ACTIVE Cognitive Training Trial: 20 Year Follow-Up of Functioning, Health, & Dementia
For 10 weeks during my summer, I had the opportunity to join the Policy and Economics of Disability, Aging, and Long-Term Care (PEDAL) Lab, based at the Perelman School of Medicine. Here, my research broadly covered issues centered around aging and disability, including long-term care (LTC), end of life care (EOL), and Alzheimer’s Disease and Related Dementias (ADRD).
Working on various projects within the Lab, I spent the majority of my time working on a literature review for a 20 year follow up of the Advanced Cognitive Training for Independent and Vital Elderly (ACTIVE) trial. This trial was the largest randomized clinical trial to examine whether cognitive training enhanced both cognitive abilities and everyday functioning in normal older adults. Findings suggested a positive effect of cognitive training on incidence of Alzheimer’s and related dementias, however, these results only focused on short-term outcomes
The goal of the 20 year follow up is to assess the long-term impact of the ACTIVE interventions on real-life outcomes and related costs. In order to do this, the current follow-up project is using data such as Medicare and Medicaid Claims, driving records, and credit reports.

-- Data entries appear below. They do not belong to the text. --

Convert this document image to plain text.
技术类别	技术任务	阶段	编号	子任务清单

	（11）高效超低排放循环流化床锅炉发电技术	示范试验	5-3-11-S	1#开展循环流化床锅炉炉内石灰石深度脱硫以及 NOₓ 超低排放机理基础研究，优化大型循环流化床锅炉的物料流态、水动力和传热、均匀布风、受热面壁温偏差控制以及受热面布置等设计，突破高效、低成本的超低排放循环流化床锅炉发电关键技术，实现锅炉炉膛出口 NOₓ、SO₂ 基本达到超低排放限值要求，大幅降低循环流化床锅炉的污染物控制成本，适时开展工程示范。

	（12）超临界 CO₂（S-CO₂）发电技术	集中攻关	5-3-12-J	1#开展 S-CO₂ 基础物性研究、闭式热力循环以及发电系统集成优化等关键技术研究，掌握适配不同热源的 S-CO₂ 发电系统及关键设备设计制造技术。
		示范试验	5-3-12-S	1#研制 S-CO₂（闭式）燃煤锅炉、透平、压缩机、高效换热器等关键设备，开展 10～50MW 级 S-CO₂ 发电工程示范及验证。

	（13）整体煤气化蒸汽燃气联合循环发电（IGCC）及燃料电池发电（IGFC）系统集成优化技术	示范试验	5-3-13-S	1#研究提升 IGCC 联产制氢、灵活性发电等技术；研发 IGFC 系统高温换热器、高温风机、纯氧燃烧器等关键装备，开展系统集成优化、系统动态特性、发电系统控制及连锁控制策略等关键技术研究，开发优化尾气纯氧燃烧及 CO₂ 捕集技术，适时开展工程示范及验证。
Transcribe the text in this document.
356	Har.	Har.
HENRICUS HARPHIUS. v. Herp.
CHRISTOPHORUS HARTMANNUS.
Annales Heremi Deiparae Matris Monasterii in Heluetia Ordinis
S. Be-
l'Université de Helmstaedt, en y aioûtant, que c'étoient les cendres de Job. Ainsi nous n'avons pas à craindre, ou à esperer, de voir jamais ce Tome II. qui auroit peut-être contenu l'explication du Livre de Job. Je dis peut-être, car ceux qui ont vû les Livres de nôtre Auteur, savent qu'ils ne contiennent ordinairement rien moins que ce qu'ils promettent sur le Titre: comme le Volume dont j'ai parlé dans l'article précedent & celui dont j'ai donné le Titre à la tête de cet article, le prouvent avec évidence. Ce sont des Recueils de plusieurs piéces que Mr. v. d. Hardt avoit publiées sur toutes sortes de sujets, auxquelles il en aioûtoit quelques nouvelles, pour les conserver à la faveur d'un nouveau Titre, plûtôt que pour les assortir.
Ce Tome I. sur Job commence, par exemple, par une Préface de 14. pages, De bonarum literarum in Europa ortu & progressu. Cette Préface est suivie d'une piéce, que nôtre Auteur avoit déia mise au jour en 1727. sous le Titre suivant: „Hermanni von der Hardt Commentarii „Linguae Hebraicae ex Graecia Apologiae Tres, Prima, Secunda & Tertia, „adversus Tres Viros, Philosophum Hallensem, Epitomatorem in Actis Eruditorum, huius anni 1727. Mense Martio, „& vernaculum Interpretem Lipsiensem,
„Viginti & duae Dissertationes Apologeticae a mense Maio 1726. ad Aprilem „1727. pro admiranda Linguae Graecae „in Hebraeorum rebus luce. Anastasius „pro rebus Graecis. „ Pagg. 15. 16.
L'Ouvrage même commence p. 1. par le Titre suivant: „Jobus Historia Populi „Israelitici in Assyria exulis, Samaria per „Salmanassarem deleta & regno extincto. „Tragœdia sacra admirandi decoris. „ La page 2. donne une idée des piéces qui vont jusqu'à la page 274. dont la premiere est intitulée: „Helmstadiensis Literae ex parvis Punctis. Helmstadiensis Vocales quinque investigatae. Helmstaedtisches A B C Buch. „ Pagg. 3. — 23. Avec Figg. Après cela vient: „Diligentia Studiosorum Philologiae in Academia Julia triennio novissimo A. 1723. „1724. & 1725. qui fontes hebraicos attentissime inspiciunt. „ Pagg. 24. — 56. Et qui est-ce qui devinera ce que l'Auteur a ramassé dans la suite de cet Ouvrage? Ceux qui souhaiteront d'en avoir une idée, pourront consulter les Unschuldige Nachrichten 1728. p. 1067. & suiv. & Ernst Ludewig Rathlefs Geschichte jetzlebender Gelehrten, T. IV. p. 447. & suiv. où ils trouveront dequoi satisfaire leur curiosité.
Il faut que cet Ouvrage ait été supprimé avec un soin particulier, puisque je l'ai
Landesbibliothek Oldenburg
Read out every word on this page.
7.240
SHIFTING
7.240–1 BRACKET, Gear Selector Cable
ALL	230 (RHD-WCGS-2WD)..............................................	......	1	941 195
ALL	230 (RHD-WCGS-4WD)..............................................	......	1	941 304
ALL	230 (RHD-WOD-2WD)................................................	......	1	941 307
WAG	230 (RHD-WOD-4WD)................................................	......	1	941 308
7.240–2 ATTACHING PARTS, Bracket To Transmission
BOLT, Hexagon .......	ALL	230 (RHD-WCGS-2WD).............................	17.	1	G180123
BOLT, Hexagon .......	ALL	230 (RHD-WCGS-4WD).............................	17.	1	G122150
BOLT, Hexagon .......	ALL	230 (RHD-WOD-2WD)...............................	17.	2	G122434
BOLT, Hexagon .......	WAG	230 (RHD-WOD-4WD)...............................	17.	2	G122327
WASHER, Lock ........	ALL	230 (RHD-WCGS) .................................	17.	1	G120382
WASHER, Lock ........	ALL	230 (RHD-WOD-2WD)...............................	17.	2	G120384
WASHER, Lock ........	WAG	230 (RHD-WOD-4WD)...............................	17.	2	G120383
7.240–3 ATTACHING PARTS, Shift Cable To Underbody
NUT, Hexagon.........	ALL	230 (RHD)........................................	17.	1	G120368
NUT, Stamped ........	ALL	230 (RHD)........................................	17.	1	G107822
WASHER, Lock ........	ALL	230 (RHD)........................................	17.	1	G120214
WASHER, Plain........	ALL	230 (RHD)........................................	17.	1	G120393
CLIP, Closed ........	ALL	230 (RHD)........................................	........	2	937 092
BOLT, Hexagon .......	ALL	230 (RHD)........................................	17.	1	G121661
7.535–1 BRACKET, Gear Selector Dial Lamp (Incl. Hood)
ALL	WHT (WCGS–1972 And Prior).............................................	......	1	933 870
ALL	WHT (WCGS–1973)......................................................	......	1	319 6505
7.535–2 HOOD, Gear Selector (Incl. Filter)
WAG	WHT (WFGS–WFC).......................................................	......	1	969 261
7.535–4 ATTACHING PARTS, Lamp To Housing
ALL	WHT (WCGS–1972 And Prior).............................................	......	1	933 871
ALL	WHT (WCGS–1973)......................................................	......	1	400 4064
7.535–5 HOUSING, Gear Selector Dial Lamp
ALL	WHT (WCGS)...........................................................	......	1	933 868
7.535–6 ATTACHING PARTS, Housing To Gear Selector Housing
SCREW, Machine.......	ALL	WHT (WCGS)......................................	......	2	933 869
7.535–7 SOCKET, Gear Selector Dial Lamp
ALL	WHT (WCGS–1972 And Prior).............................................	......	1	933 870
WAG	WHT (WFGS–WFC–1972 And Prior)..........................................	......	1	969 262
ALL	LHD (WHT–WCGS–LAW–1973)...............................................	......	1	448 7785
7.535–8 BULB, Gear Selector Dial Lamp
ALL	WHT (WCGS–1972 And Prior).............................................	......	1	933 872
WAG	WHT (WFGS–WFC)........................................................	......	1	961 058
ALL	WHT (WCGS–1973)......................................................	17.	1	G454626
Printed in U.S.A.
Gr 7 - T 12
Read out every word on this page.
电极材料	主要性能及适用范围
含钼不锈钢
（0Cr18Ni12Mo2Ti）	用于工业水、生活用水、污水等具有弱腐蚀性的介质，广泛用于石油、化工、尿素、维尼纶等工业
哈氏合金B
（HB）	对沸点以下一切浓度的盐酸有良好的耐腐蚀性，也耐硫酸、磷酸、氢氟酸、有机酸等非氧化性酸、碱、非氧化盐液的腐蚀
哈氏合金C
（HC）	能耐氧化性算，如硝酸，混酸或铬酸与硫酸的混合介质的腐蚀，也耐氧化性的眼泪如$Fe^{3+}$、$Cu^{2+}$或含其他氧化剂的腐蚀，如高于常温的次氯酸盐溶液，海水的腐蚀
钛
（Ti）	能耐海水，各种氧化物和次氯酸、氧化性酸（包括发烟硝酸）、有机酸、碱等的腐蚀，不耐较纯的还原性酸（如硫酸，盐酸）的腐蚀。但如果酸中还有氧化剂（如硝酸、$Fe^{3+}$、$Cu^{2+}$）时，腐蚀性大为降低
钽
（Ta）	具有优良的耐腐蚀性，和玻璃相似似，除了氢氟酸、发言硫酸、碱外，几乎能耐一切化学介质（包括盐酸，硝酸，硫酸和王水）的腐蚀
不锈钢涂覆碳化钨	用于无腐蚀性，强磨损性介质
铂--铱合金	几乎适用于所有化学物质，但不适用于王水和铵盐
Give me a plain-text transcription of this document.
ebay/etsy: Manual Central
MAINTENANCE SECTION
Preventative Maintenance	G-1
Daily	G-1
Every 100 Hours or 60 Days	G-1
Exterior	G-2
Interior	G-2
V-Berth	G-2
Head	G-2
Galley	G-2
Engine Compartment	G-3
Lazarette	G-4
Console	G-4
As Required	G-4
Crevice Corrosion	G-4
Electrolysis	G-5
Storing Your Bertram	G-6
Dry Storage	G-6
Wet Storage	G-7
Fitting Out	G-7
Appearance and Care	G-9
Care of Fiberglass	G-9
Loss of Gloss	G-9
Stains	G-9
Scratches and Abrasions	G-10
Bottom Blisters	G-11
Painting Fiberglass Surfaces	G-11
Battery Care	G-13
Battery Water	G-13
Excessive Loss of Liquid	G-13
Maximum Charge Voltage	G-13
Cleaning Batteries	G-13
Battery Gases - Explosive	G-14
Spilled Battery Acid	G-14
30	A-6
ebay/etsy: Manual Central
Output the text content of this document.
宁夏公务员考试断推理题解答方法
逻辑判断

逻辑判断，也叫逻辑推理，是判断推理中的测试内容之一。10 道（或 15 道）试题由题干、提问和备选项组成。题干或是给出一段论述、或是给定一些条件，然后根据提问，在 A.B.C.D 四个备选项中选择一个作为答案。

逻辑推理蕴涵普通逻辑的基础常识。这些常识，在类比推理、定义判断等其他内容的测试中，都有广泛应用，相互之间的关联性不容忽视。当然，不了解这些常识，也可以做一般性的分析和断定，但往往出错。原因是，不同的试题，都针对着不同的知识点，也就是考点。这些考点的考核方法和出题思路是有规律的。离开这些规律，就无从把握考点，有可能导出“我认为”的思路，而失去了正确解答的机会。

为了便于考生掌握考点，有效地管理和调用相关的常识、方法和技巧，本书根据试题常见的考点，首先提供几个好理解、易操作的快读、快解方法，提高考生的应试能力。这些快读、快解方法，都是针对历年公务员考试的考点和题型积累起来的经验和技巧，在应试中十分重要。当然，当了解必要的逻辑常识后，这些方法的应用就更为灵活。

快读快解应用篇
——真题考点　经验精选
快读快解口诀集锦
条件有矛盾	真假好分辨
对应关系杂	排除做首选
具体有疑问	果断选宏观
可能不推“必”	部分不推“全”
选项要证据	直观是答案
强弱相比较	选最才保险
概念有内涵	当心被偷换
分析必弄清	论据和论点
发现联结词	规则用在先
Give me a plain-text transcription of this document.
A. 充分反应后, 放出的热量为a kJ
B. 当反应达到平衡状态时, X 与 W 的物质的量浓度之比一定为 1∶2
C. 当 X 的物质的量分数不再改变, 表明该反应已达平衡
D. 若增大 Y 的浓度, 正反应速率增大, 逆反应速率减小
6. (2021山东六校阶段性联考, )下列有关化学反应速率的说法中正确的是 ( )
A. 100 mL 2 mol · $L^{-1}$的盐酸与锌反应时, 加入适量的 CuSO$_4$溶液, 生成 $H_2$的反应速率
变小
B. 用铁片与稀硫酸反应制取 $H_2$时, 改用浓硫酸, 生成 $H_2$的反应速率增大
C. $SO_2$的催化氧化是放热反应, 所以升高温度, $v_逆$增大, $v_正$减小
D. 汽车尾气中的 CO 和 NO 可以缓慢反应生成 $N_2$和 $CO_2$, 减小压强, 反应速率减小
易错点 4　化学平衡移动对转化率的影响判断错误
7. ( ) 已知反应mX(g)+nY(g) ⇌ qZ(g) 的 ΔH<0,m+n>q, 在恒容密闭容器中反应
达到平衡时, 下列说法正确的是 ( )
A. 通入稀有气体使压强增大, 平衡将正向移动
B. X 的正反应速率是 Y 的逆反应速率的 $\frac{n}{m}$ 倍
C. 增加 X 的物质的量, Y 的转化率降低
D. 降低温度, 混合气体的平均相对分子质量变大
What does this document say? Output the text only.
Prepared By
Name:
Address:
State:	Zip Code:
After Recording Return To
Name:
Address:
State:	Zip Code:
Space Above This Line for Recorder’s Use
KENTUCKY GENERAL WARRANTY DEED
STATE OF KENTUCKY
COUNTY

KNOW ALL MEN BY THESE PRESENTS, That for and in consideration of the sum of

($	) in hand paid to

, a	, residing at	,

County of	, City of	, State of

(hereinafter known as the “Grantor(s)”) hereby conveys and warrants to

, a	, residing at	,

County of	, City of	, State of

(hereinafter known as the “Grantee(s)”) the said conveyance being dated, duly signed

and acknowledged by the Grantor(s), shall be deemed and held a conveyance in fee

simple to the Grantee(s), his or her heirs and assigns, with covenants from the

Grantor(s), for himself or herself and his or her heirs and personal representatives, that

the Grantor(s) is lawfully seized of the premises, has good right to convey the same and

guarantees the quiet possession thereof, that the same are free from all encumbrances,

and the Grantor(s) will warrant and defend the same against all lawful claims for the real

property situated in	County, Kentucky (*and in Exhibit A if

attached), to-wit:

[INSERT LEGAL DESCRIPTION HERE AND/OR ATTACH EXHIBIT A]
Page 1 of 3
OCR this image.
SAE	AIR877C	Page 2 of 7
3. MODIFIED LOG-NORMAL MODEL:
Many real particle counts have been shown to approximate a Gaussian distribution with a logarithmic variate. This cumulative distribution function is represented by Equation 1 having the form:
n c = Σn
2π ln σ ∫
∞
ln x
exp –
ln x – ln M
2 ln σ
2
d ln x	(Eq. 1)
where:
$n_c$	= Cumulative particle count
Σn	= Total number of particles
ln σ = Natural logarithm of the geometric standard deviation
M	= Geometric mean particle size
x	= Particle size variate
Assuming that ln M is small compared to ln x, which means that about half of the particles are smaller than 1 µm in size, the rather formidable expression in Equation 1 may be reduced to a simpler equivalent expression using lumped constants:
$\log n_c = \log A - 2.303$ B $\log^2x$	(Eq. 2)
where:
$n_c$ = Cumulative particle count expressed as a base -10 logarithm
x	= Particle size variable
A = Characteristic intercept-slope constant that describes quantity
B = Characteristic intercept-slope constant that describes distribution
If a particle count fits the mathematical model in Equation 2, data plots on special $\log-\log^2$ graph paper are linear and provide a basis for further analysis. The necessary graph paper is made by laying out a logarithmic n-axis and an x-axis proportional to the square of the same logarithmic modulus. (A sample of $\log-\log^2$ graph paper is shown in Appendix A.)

This research experience provided me with the much-needed opportunity to improve my literature review skills. As a tutor in the writing center, I have spent plenty of time helping fellow students with their own literature reviews, however, I knew I needed to spend more time honing my own skills so I can still practice what I teach! Conducting these literature reviews allowed me to learn how to search for literature more efficiently, skim and read academic articles, quickly pull out key facts, and properly synthesize the articles I pulled to form cohesive arguments.
Through this experience, I know that I have not only become a better tutor, but my summer at the PEDAL lab has also helped me to confirm my goals of pursuing a career in healthcare policy. Learning about Medicare and Medicaid through a more focused lens allowed me to solidify what I had learned in my Healthcare Management classes from the previous semesters. I had once struggled to understand the funding mechanisms of the American healthcare system. However, working on this project helped me to not only finally understand the system, but also identify areas which I think must be improved with further research and policy change.